Yes. If you don't understand why, you have no place in engineering.
Ideally, you should include a generic version without any hackish optimizations, but it isn't strictly required if you don't think you'll ever change CPUs in the future.
And then your company upgrades its CPUs while you're long gone, and now they need to figure out who the hell wrote that crappy piece of code that keeps crashing on the new CPU, and some other programmer has to rewrite everything from scratch because they can't figure out how your code works and why it's not doing what it's supposed to be doing.
By the way, that other programmer may just be an older version of you who has completely forgotten what the younger version did there... (not that I have any experience with that, cough)
Wrapping it in ifdefs doesn't make it elegant. It just makes it not a hack. Instead, it makes it ugly, and correct.
The only reason you would have that code still running on those chips is because it's not forward compatible with something more modern.

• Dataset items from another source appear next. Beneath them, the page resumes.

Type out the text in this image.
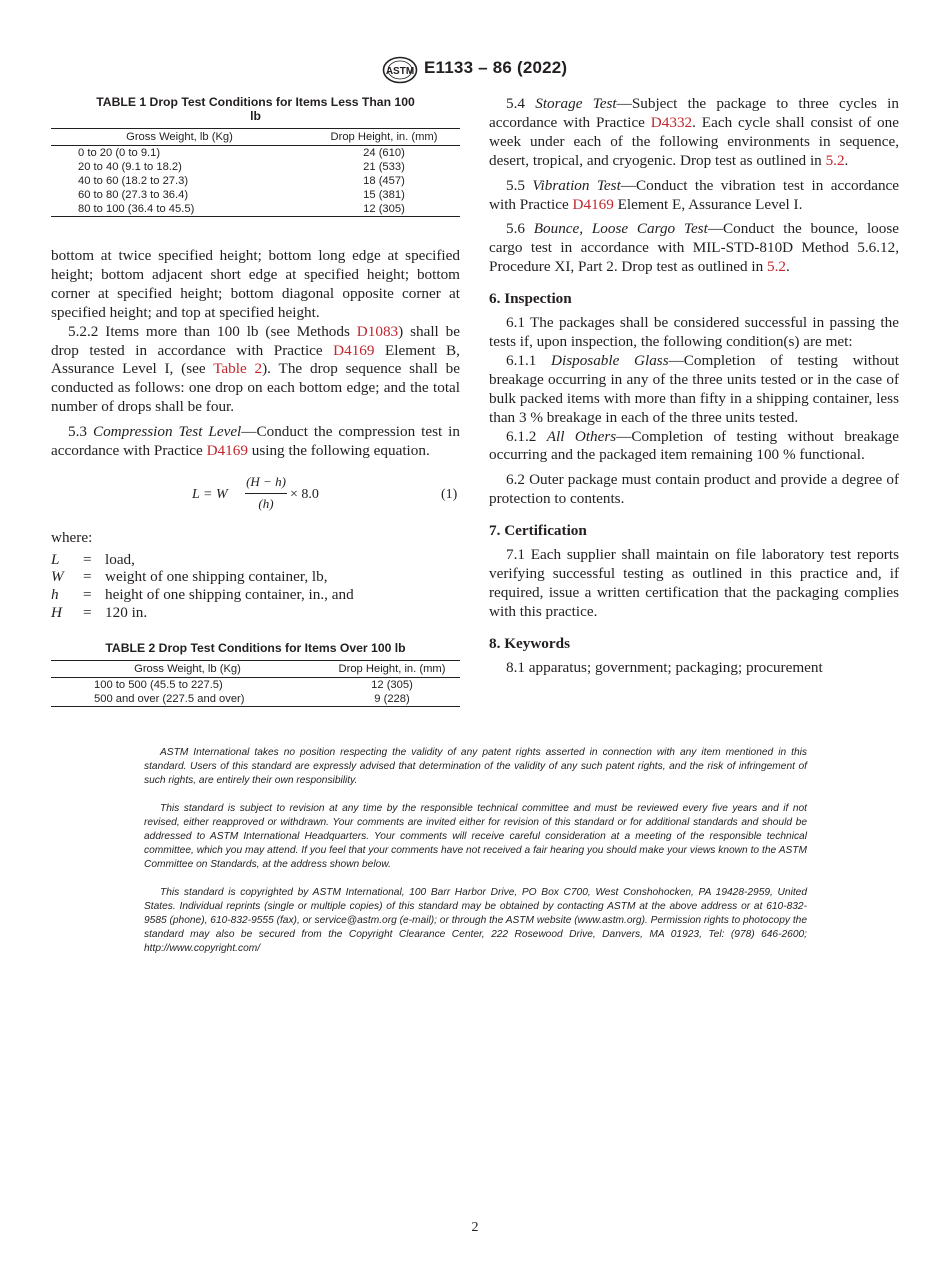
ASTM E1133 – 86 (2022)
TABLE 1 Drop Test Conditions for Items Less Than 100 lb
Gross Weight, lb (Kg)	Drop Height, in. (mm)
0 to 20 (0 to 9.1)	24 (610)
20 to 40 (9.1 to 18.2)	21 (533)
40 to 60 (18.2 to 27.3)	18 (457)
60 to 80 (27.3 to 36.4)	15 (381)
80 to 100 (36.4 to 45.5)	12 (305)

bottom at twice specified height; bottom long edge at specified height; bottom adjacent short edge at specified height; bottom corner at specified height; bottom diagonal opposite corner at specified height; and top at specified height.

5.2.2 Items more than 100 lb (see Methods D1083) shall be drop tested in accordance with Practice D4169 Element B, Assurance Level I, (see Table 2). The drop sequence shall be conducted as follows: one drop on each bottom edge; and the total number of drops shall be four.

5.3 Compression Test Level—Conduct the compression test in accordance with Practice D4169 using the following equation.

L = W $\frac{(H - h)}{(h)} \times 8.0$	(1)

where:

L	= load,
W	= weight of one shipping container, lb,
h	= height of one shipping container, in., and
H	= 120 in.
TABLE 2 Drop Test Conditions for Items Over 100 lb
Gross Weight, lb (Kg)	Drop Height, in. (mm)
100 to 500 (45.5 to 227.5)	12 (305)
500 and over (227.5 and over)	9 (228)

5.4 Storage Test—Subject the package to three cycles in accordance with Practice D4332. Each cycle shall consist of one week under each of the following environments in sequence, desert, tropical, and cryogenic. Drop test as outlined in 5.2.

5.5 Vibration Test—Conduct the vibration test in accordance with Practice D4169 Element E, Assurance Level I.

5.6 Bounce, Loose Cargo Test—Conduct the bounce, loose cargo test in accordance with MIL-STD-810D Method 5.6.12, Procedure XI, Part 2. Drop test as outlined in 5.2.

6. Inspection

6.1 The packages shall be considered successful in passing the tests if, upon inspection, the following condition(s) are met:

6.1.1 Disposable Glass—Completion of testing without breakage occurring in any of the three units tested or in the case of bulk packed items with more than fifty in a shipping container, less than 3 % breakage in each of the three units tested.

6.1.2 All Others—Completion of testing without breakage occurring and the packaged item remaining 100 % functional.

6.2 Outer package must contain product and provide a degree of protection to contents.

7. Certification

7.1 Each supplier shall maintain on file laboratory test reports verifying successful testing as outlined in this practice and, if required, issue a written certification that the packaging complies with this practice.

8. Keywords

8.1 apparatus; government; packaging; procurement

ASTM International takes no position respecting the validity of any patent rights asserted in connection with any item mentioned in this standard. Users of this standard are expressly advised that determination of the validity of any such patent rights, and the risk of infringement of such rights, are entirely their own responsibility.

This standard is subject to revision at any time by the responsible technical committee and must be reviewed every five years and if not revised, either reapproved or withdrawn. Your comments are invited either for revision of this standard or for additional standards and should be addressed to ASTM International Headquarters. Your comments will receive careful consideration at a meeting of the responsible technical committee, which you may attend. If you feel that your comments have not received a fair hearing you should make your views known to the ASTM Committee on Standards, at the address shown below.

This standard is copyrighted by ASTM International, 100 Barr Harbor Drive, PO Box C700, West Conshohocken, PA 19428-2959, United States. Individual reprints (single or multiple copies) of this standard may be obtained by contacting ASTM at the above address or at 610-832-9585 (phone), 610-832-9555 (fax), or service@astm.org (e-mail); or through the ASTM website (www.astm.org). Permission rights to photocopy the standard may also be secured from the Copyright Clearance Center, 222 Rosewood Drive, Danvers, MA 01923, Tel: (978) 646-2600; http://www.copyright.com/

2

Or the bean counters don't want to pay the up-front cost of moving to something more modern. Many financial departments take a 'if it ain't broke' stance on computing hardware (and software!). many of them don't factor in electricity and maintenance costs, all they see is "$N Dollars for new server hardware? Why? That's rediculous!"
It's why many COBOL programmers still have a job.
The only reason you would have that code still running on those chips is because it's not forward compatible with something more modern.
Or because those platforms are running fine for the job they are required to do, and thus replacing them do yield any additional value? Proper engineering and business decisions call for changing things when you have to, when you have a reason, a valid reason.
If it ain't broke, don't fix it is not just an empty slogan.
Otherwise someone would have transitioned to some much cheaper, more recent, commodity hardware, and saved the business a lot of cash.
Why cheaper? What if the hardware is already owned? What if the systems therein are running just fine as expected? If it ain't broke, don't fix it
That's definitely not good engineering, or something to brag about.
If it ain't broke, don't fix it. If you don't get it, you are not cut for this business.
Do we go about rewriting all those lines of working-fine COBOL code into whatever is in vogue nowadays? Do you change your working-condition car every time a new model comes?
The only time you change something is if you have a reasonable expectations of gains, or if the cost of keeping something that old goes above a certain threshold. Otherwise, you let it be.
You know you are doing it right when your creation becomes legacy, and it runs unchanged for years, many years, providing value and ease of integration. That is, when the thing you created delivers value AND does not give reasons to decommission, then you know you did your job right, and you can brag about it.